Arquivo Latinoamericanidad:

Comentários

  1. A cada capítulo da saga, aumenta a vontade de fazer um trajeto semelhante.

    ResponderEliminar
  2. Peru está na moda, principalmente na culinária. estive por lá no início dos 70, quando meu pai morava em Guajará-Mirim e eu estudava no internato em Manaus. Viajávamos, no início e fim das férias, em aviões da FAB. Essa, provavelmente, foi minha primeira viagem turística. Hoje me arrependo de não ter ainda a curiosidade histórica que você demonstra nesse seu tour latinoamericano. Quisera eu poder aproveitar tal viagem como você aproveitou, conhecendo e nos dando uma aula.

    ResponderEliminar
  3. opcao_zili11/02/13, 14:07

    Bela aula de história.

    ResponderEliminar
  4. Valeu Chumbo, sempre de costas para America Latina não nos damos conta das muitas riquezas do continente. Muitobom saber cosas de los vecinos. Saludos!

    ResponderEliminar
  5. História interessante sobre o Peru, gostei muito do aprendizado, Chumbo! Obrigada por compartilhar suas experiências!

    ResponderEliminar
  6. Estou amando a viagem pela nossa América do Sul.
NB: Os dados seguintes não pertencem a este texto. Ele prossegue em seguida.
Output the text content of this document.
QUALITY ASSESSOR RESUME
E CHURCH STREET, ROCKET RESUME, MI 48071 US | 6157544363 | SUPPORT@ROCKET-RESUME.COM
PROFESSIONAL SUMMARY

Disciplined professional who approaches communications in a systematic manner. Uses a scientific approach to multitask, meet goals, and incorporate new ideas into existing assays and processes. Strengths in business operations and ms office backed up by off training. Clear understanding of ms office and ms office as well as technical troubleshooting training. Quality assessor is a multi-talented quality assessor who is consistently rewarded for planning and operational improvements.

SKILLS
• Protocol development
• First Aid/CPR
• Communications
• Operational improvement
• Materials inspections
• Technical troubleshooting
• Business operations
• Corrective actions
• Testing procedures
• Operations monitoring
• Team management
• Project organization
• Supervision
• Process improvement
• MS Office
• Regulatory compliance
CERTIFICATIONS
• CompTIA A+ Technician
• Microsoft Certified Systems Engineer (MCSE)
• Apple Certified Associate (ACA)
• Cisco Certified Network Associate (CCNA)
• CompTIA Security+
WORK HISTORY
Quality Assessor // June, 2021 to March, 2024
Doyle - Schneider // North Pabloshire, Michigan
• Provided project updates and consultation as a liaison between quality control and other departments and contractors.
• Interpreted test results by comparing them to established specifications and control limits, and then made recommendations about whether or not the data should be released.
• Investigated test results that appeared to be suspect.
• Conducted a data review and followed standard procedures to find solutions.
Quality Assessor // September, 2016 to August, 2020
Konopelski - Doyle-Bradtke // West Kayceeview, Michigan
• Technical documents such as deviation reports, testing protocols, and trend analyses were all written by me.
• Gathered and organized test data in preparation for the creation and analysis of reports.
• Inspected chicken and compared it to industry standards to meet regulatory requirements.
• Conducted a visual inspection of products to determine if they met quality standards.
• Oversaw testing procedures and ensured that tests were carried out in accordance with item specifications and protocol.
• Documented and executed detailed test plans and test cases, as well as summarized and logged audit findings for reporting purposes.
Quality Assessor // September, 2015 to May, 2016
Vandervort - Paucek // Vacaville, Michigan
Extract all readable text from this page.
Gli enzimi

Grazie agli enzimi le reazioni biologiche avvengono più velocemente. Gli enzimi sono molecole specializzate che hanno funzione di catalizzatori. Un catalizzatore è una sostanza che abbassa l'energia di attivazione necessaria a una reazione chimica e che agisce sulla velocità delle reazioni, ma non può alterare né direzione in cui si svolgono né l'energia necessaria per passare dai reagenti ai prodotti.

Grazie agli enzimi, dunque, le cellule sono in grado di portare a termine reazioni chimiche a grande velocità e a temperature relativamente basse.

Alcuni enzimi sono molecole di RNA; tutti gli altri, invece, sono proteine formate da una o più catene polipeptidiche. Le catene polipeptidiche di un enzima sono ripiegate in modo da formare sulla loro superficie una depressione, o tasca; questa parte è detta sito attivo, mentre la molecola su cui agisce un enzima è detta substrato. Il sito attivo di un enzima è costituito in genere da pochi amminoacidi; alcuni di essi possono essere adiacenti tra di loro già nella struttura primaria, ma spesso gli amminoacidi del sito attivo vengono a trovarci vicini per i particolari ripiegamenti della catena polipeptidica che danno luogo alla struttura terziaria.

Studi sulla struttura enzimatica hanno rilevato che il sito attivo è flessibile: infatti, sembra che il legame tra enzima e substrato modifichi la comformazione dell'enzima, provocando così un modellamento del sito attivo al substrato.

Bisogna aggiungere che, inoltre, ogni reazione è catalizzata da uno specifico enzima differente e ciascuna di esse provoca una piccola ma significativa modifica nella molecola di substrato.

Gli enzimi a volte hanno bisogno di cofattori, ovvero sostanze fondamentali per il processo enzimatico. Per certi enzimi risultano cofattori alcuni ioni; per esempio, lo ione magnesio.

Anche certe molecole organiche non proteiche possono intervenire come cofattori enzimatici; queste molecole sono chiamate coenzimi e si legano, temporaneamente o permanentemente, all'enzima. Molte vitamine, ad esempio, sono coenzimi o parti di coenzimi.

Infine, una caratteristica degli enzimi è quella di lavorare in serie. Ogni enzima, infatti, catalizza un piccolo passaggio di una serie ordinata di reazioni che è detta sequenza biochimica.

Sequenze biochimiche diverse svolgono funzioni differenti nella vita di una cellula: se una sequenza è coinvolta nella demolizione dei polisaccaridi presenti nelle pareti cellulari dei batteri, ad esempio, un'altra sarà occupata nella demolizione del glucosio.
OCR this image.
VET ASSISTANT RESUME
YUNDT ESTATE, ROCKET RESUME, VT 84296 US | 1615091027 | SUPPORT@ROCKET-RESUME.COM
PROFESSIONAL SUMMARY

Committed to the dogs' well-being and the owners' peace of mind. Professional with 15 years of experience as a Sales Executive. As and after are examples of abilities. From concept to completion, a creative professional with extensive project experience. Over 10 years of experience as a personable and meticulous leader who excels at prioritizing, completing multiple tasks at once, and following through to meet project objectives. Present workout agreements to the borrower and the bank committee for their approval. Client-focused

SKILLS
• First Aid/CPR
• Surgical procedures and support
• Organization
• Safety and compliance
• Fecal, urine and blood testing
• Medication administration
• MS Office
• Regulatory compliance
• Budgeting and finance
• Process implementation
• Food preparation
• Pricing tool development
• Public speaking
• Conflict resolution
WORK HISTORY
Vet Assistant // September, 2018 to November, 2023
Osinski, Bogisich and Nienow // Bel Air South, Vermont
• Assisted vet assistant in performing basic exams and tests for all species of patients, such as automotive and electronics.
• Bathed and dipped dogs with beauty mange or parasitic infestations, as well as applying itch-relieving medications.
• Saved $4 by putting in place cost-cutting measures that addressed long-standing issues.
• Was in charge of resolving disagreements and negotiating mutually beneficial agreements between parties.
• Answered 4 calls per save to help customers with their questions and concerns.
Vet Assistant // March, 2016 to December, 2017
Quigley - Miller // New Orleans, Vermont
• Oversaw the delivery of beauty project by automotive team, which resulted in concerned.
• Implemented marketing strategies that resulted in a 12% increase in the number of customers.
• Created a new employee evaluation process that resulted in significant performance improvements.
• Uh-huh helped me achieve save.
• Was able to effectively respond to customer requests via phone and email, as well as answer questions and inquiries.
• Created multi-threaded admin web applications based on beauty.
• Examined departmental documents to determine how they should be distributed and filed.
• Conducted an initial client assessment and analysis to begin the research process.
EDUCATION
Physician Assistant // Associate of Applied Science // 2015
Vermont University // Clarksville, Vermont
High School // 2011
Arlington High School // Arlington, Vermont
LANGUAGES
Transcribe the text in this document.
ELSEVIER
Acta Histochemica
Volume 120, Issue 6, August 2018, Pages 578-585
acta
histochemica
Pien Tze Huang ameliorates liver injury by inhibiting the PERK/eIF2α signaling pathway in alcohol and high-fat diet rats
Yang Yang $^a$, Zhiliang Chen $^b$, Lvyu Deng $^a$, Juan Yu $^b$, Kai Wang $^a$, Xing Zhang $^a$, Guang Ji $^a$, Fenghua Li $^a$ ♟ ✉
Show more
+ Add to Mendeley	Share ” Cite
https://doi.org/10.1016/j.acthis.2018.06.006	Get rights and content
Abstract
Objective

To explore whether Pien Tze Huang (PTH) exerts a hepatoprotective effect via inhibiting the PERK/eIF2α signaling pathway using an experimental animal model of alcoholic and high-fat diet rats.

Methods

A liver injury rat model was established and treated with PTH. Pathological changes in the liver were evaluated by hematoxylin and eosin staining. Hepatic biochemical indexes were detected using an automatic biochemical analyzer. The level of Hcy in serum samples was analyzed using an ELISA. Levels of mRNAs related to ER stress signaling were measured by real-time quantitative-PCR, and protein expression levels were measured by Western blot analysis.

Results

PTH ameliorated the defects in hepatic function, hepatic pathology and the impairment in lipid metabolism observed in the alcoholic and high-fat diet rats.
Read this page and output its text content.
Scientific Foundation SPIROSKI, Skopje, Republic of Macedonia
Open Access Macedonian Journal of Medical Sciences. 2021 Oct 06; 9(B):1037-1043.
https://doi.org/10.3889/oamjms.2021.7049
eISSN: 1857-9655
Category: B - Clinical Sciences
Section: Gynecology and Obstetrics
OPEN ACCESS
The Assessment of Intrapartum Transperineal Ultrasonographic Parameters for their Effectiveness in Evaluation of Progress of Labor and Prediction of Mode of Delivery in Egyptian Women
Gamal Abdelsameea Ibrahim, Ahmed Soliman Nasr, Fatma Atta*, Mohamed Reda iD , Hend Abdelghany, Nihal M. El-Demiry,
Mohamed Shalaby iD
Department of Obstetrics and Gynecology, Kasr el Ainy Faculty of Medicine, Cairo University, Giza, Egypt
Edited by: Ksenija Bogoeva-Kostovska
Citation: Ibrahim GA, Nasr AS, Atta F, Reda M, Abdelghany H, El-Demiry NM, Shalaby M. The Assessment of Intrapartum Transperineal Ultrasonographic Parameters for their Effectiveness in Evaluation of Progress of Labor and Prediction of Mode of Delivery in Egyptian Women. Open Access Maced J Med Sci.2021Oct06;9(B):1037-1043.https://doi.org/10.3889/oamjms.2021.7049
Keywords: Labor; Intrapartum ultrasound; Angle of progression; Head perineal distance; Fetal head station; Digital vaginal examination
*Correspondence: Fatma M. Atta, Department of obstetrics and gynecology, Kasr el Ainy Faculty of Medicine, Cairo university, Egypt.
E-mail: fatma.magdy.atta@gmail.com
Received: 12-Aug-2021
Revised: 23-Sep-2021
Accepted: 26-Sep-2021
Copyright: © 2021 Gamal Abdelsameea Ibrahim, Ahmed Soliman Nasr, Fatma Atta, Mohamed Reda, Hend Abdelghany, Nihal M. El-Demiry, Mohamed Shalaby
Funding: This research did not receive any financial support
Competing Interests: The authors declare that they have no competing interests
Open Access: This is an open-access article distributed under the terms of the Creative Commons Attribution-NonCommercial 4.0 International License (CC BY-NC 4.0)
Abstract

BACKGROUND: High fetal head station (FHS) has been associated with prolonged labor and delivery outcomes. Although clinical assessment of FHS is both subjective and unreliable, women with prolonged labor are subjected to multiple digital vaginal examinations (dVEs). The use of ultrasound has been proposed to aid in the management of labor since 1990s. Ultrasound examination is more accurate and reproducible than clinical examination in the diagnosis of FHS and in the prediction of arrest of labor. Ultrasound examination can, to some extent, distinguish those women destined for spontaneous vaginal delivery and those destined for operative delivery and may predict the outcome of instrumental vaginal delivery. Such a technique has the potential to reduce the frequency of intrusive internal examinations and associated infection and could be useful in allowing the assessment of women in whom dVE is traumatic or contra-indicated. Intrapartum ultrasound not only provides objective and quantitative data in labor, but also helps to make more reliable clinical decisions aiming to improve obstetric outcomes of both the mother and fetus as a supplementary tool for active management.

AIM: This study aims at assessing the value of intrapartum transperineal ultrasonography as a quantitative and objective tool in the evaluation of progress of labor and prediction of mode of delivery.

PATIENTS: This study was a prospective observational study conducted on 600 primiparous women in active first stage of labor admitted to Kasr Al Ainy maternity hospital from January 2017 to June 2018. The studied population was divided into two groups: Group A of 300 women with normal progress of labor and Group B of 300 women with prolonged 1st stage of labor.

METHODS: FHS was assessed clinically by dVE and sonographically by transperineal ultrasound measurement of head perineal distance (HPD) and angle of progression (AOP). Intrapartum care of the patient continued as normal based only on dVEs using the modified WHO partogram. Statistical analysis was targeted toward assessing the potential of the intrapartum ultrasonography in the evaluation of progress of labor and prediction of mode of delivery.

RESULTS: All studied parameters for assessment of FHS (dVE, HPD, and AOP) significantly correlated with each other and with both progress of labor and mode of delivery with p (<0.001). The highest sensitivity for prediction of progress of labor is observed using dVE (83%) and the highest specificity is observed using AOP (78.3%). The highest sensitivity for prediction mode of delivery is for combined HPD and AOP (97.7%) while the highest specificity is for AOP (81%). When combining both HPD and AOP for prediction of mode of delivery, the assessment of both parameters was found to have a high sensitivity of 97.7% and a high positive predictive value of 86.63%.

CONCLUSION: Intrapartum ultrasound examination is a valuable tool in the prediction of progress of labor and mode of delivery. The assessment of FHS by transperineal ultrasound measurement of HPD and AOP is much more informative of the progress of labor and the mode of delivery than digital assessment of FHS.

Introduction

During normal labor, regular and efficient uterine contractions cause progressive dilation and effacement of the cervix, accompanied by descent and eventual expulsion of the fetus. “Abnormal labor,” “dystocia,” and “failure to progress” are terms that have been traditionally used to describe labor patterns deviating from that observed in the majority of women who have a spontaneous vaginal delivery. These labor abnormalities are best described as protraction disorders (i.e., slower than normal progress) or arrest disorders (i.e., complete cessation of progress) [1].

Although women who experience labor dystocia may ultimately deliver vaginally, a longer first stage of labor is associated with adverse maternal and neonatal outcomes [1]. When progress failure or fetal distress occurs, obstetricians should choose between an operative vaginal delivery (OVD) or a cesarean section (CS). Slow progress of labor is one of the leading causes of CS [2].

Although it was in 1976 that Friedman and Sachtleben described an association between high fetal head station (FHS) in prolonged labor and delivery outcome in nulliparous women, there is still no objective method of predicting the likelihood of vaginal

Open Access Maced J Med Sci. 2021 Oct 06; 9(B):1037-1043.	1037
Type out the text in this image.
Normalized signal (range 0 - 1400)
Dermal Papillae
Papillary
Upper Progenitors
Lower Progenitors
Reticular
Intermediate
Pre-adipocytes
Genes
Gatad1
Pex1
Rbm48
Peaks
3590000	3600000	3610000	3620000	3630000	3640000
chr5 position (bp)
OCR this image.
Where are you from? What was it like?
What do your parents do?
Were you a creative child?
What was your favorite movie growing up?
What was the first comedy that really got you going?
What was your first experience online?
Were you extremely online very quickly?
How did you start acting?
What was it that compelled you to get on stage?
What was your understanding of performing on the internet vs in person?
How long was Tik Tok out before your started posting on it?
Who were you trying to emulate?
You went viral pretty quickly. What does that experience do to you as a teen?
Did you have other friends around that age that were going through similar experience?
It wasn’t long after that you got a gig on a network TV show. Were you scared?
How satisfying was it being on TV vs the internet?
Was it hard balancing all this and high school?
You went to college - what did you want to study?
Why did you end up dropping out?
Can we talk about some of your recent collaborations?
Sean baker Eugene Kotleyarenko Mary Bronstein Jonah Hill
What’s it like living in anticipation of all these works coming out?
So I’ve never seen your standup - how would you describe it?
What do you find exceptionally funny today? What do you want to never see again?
Você está sendo um ótimo guia.

    ResponderEliminar
  7. Zinha Bergamin11/02/13, 21:32

    Quanto mais leio seus relatos de viagem,mais encantada fico!
    Bacana vc nos dar essa aula tão agradável,mas nos puxando pelas orelhas ao fazer-nos sentir nossa ignorância sobre nossos vizinhos! (Que vergonha,não?)
    Mas temos que lhe agradecer por nos "alumiar" nas coisas que parecem insignificantes,mas que na verdade são de uma riqueza fantástica!Pois não aprendemos há mto tempo que a verdadeira riqueza que podemos nos orgulhar é a do conhecimento?
    Obrigada,amigo,por nos presentear com mais um pedaço do seu tesouro!
    Vamos aguardar mais!
    Gde abç!
    Zinha

    ResponderEliminar
  8. Gostei muito do artigo. Boa prosa. O Paraguai e a Bolívia precisam reconquistar saída soberana para o Pacifico. Custe o que custar. Obrigado pela oportunidade de ler.